Живу я нынѣшній годъ въ деревнѣ какъ то невольно по новому: встаю и ложусь рано, не пишу, но много работаю, то сапоги, то покосъ. Прошлую недѣлю всю проработалъ на покосѣ. И съ радостью вижу (или мнѣ кажется такъ), что въ семьѣ что то такое происходитъ, они меня не осуждаютъ и имъ какъ будто совѣстно. Бѣдные мы, до чего мы заблудились. У насъ теперь много народа — мои дѣти4
и Кузьминскихъ,5 и часто я безъ ужаса не могу видѣть эту безнравственную праздность и обжираніе.

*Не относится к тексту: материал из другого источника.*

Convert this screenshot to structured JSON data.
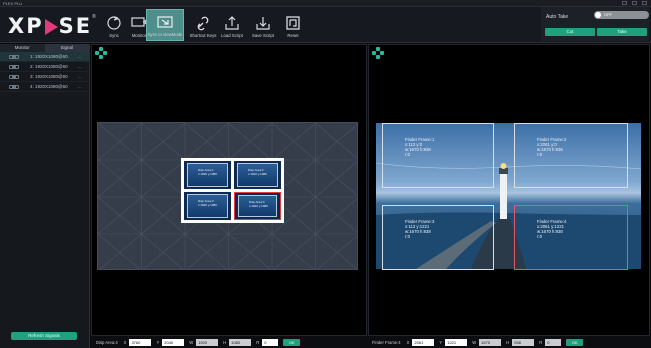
{
  "window": {
    "title": "PLEX PLU"
  },
  "logo": {
    "text_before": "X",
    "text_after": "SE",
    "text_mid": "P",
    "reg": "®"
  },
  "toolbar": {
    "items": [
      {
        "label": "Sync",
        "icon": "sync-icon"
      },
      {
        "label": "Monitor",
        "icon": "monitor-icon"
      },
      {
        "label": "Sync to viewMode",
        "icon": "sync-to-viewmode-icon"
      },
      {
        "label": "Shortcut Keys",
        "icon": "shortcut-keys-icon"
      },
      {
        "label": "Load Script",
        "icon": "load-script-icon"
      },
      {
        "label": "Save Script",
        "icon": "save-script-icon"
      },
      {
        "label": "Reset",
        "icon": "reset-icon"
      }
    ],
    "active_index": 2
  },
  "auto_take": {
    "label": "Auto Take",
    "toggle_text": "OFF",
    "cut_label": "Cut",
    "take_label": "Take"
  },
  "left_panel": {
    "tabs": [
      "Monitor",
      "Signal"
    ],
    "active_tab": "Signal",
    "signals": [
      {
        "label": "1: 1920X1080@60",
        "dots": "..."
      },
      {
        "label": "2: 1920X1080@60",
        "dots": "..."
      },
      {
        "label": "3: 1920X1080@60",
        "dots": "..."
      },
      {
        "label": "4: 1920X1080@60",
        "dots": "..."
      }
    ],
    "refresh_label": "Refresh Signals"
  },
  "display_areas": [
    {
      "t1": "Disp Area:1",
      "t2": "x:1920  y:1080"
    },
    {
      "t1": "Disp Area:2",
      "t2": "x:1920  y:1080"
    },
    {
      "t1": "Disp Area:3",
      "t2": "x:1920  y:1080"
    },
    {
      "t1": "Disp Area:4",
      "t2": "x:1920  y:1080"
    }
  ],
  "finder_frames": [
    {
      "a": "Finder Frame:1",
      "b": "x:113  y:0",
      "c": "w:1670  h:938",
      "d": "r:0"
    },
    {
      "a": "Finder Frame:2",
      "b": "x:2061  y:0",
      "c": "w:1670  h:938",
      "d": "r:0"
    },
    {
      "a": "Finder Frame:3",
      "b": "x:113  y:1221",
      "c": "w:1670  h:938",
      "d": "r:0"
    },
    {
      "a": "Finder Frame:4",
      "b": "x:2061  y:1221",
      "c": "w:1670  h:938",
      "d": "r:0"
    }
  ],
  "bottom_left": {
    "title": "Disp Area:4",
    "x_label": "X",
    "x_val": "3760",
    "y_label": "Y",
    "y_val": "2040",
    "w_label": "W",
    "w_val": "1920",
    "h_label": "H",
    "h_val": "1080",
    "r_label": "R",
    "r_val": "0",
    "ok": "OK"
  },
  "bottom_right": {
    "title": "Finder Frame:4",
    "x_label": "X",
    "x_val": "2061",
    "y_label": "Y",
    "y_val": "1221",
    "w_label": "W",
    "w_val": "1670",
    "h_label": "H",
    "h_val": "938",
    "r_label": "R",
    "r_val": "0",
    "ok": "OK"
  },
  "colors": {
    "accent": "#1fa07e",
    "active_tool": "#4e8f8c",
    "display_frame": "#ffffff",
    "grid": "#353c4a"
  }
}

Ихъ такъ много, они всѣ такіе большіе, сильные. И я вижу и знаю весь трудъ сельскій, кот[орый] идетъ вокругъ насъ. А они ѣдятъ, пачкаютъ платье, бѣлье и комнаты. Другіе для нихъ все дѣлаютъ, а они ни для кого, даже для себя — ничего. И это всѣмъ кажется самымъ натуральнымъ, и мнѣ такъ казалось; и я принималъ участіе въ заведеніи этого порядка вещей. Я ясно вижу это и ни на минуту не могу забыть. Я чувствую, что я для нихъ trouble fête,6 но они, мнѣ такъ кажется, начинаютъ чувствовать, что что-то не такъ. Бываютъ разговоры — хорошie. Недавно случилось: меньшая дочь заболела,7 я пришелъ къ ней, и мы начали говорить съ дѣвочками, кто что дѣлалъ цѣлый день. Всѣмъ стало совѣстно разсказывать, но разсказали и разсказали, что сдѣлали дурное. Потомъ мы повторили это на другой день вечеромъ, и еще разъ. И мнѣ бы ужасно хотѣлось втянуть ихъ въ это — каждый вечеръ собираться и разсказывать свой день и свои грѣхи! Мнѣ кажется, что это было бы прекрасно, разумѣется, если бы это дѣлалось совершенно свободно.8 Пишу вамъ и постоянно думаю о вашей матери. Мнѣ почему то кажется, что она относится ко мнѣ враждебно. Если можете, напишите мнѣ про это. Отъ меня же передайте ей мою любовь. Потому что я не могу не любитьЛ. Т.
Полностью печатается впервые. Отрывок был напечатан в Б, III, Госизд., М., 1922, стр. 1—2. На подлиннике — дата «24 июня» проставлена рукой самого Толстого, и никаких других пометок на нем не имеется.